Austrian artist (1944–2013)

Hans Tolford (October 1, 1944 - 3 September 2013) was an Austrian painter, poet, photographer, filmmaker, author and illustrator.

==Biography==
Tolford was the son of the carpenter Herbert Tolford. He was raised by his father. Hans Tolford's mother, Juliane Tolford, died during the war in 1945. He was educated from Akademie der bildenden Künste (BFA), Zürcher Hochschule der Künste (MFA), and Académie des Beaux-Arts (ph.d).

By the time he completed his masters education in Fine Art at the Zürcher Hochschule der Künste in 1967, he was already part of the important experimental art collective "Zü'Klingen'Rich" and was working primarily as a photographer, writer and an illustrating artist which he pursued till his death 3 September 2013.

Tolford's latest project is called "October Dance". Tolford gathered three musicians to perform and interprets his illustrations into music.

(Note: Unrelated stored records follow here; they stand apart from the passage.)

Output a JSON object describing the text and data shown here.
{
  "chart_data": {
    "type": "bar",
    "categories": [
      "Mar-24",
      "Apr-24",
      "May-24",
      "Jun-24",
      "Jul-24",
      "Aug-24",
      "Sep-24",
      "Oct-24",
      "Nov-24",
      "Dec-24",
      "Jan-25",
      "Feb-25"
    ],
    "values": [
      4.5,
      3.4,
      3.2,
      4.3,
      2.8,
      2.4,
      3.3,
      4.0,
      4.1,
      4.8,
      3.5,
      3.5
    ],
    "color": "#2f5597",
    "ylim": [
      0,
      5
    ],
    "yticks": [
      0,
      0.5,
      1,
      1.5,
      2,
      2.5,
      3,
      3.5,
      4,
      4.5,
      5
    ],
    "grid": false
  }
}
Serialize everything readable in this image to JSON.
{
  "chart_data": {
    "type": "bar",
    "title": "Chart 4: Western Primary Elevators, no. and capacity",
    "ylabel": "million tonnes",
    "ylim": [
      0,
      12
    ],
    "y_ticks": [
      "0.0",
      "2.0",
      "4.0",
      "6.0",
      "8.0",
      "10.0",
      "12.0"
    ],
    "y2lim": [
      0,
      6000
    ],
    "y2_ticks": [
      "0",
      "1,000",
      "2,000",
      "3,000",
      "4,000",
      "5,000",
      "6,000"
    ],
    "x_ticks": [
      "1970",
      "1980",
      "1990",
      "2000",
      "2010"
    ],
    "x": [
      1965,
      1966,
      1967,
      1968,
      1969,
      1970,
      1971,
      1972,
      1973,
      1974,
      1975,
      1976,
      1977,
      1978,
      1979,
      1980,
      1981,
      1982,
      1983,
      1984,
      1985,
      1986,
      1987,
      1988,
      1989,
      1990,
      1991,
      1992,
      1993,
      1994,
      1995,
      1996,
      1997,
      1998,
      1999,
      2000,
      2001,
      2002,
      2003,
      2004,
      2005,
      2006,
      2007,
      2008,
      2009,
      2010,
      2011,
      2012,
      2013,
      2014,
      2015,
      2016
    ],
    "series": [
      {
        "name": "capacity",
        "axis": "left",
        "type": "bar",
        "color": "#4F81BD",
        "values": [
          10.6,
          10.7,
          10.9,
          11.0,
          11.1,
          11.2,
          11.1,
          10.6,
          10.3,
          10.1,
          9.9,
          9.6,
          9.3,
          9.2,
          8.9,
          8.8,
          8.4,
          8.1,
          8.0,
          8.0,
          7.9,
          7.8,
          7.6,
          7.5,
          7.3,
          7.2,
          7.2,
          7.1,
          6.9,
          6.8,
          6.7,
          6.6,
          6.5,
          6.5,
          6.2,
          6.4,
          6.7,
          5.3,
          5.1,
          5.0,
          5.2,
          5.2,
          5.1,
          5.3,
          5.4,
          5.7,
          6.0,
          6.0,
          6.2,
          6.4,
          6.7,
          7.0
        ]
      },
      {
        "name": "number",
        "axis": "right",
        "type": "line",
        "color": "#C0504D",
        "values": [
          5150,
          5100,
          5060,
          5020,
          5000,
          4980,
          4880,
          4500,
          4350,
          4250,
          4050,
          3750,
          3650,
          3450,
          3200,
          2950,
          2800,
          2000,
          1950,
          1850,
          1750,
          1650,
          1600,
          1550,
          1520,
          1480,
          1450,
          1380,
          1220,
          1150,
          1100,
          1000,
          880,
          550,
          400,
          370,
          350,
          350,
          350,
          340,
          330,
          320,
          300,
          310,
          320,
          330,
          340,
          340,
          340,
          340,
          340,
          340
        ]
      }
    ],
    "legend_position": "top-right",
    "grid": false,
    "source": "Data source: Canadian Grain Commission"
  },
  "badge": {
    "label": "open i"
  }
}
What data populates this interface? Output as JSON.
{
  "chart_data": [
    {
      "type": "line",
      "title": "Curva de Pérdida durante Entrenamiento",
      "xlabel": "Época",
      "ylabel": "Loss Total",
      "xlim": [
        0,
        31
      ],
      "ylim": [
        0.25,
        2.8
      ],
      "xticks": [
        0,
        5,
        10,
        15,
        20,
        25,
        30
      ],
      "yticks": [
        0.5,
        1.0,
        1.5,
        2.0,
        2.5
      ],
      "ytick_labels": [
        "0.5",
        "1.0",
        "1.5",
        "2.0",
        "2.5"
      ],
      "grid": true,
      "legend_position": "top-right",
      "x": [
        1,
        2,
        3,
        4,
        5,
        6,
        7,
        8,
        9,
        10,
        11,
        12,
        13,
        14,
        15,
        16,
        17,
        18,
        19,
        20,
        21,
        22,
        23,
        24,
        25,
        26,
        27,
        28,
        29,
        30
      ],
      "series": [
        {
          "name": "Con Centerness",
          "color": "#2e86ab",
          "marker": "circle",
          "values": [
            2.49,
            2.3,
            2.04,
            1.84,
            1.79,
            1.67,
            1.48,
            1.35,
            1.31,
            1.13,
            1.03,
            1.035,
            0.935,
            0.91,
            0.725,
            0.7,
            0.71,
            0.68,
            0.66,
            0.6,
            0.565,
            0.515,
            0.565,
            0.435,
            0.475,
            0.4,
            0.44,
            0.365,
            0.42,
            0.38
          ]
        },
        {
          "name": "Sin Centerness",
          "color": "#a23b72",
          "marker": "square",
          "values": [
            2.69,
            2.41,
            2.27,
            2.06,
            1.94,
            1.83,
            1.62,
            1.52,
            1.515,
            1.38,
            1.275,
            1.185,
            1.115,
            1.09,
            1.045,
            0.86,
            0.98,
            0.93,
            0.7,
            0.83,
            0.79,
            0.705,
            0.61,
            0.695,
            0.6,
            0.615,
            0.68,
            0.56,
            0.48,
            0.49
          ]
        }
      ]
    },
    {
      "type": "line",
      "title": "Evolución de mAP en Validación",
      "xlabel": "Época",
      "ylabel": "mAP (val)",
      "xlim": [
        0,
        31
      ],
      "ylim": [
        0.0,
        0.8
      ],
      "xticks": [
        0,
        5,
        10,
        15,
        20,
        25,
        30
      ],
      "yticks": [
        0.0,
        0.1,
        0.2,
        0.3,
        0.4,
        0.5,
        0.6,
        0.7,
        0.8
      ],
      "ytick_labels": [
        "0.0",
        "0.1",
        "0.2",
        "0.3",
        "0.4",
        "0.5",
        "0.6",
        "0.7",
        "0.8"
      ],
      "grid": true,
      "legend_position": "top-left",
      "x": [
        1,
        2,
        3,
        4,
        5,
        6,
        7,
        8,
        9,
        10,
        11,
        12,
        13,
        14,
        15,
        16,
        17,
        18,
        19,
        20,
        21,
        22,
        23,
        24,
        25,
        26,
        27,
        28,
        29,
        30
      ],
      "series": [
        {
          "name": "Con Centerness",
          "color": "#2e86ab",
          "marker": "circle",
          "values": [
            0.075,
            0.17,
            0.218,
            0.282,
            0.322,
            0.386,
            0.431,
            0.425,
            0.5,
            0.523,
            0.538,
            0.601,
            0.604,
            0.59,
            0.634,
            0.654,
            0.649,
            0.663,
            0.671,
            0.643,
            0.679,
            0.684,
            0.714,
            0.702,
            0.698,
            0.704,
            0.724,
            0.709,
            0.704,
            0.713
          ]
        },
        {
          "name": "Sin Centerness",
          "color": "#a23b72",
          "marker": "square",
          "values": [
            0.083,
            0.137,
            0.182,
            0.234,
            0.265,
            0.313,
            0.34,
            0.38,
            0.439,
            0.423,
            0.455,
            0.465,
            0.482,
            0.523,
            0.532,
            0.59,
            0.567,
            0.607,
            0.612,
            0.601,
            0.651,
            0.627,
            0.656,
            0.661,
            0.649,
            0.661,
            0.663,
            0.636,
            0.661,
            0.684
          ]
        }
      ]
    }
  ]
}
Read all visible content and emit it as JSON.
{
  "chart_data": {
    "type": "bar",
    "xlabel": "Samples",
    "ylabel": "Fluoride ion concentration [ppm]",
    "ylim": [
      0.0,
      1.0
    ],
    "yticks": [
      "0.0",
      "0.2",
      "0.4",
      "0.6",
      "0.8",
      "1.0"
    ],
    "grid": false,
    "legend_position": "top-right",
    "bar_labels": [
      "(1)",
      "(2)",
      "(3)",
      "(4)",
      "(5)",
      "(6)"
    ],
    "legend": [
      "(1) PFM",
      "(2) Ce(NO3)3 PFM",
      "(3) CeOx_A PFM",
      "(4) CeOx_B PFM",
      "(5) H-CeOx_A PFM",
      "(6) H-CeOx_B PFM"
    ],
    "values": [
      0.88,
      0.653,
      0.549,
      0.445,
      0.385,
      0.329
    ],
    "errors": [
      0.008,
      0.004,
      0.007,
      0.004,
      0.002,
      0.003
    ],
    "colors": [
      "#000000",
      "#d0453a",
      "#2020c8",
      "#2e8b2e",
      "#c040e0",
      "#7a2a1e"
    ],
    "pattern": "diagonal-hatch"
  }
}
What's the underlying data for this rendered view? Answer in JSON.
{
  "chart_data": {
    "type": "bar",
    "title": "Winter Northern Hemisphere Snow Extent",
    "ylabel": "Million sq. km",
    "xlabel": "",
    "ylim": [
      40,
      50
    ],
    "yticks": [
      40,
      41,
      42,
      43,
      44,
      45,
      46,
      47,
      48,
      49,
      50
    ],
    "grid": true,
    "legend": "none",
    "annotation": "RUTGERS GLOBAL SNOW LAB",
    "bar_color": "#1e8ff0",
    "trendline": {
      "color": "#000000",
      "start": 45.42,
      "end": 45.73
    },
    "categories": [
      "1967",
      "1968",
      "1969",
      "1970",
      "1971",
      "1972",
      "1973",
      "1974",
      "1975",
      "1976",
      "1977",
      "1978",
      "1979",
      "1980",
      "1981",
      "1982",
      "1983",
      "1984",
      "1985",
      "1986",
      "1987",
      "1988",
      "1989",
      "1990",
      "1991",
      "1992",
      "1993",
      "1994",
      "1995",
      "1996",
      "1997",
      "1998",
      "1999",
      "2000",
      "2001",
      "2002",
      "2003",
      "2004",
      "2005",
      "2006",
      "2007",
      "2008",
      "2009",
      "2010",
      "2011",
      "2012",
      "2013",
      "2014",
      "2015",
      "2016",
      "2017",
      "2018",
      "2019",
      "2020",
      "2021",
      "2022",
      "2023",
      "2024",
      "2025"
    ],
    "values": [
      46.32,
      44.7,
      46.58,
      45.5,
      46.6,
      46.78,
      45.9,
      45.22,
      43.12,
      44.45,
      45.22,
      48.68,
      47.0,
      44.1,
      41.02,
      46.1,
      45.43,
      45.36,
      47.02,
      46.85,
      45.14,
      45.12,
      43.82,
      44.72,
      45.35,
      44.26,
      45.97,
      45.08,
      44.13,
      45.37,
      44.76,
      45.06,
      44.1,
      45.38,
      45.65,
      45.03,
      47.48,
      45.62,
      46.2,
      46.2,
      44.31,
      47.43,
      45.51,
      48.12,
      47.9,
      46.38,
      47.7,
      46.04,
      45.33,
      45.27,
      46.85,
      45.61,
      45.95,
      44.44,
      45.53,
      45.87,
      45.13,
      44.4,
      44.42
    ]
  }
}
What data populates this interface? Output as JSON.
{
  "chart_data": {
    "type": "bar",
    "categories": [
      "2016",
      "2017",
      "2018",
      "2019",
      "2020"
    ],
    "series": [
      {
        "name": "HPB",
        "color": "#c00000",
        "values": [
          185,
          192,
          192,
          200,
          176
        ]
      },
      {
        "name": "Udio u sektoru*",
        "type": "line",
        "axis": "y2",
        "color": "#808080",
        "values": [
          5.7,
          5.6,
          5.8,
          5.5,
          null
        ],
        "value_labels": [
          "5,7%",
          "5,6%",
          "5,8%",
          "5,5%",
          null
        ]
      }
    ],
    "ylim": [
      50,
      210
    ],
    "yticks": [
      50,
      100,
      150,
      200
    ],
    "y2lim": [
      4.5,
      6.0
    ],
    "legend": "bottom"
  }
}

He started the project in 2012. The band continued to exist after Tolfords death.

==Selected exhibitions==
- Bankgasse Galerie, Wien, Austria - Menschen ich treffe mit Text.
- Bastai für die Kunst, Wien, Austria – Melting Pictures/ Schmelz-Bildern
- Kreis 4 Galerie, Zürich, Schweiz – 6 Moon
- Galerie Gmurzynska, Zürich, Schweiz - Symmetrische Arbeit
- Dorfstraße 7, Wangels, Germany – The machine in conducting a translating of a country's language.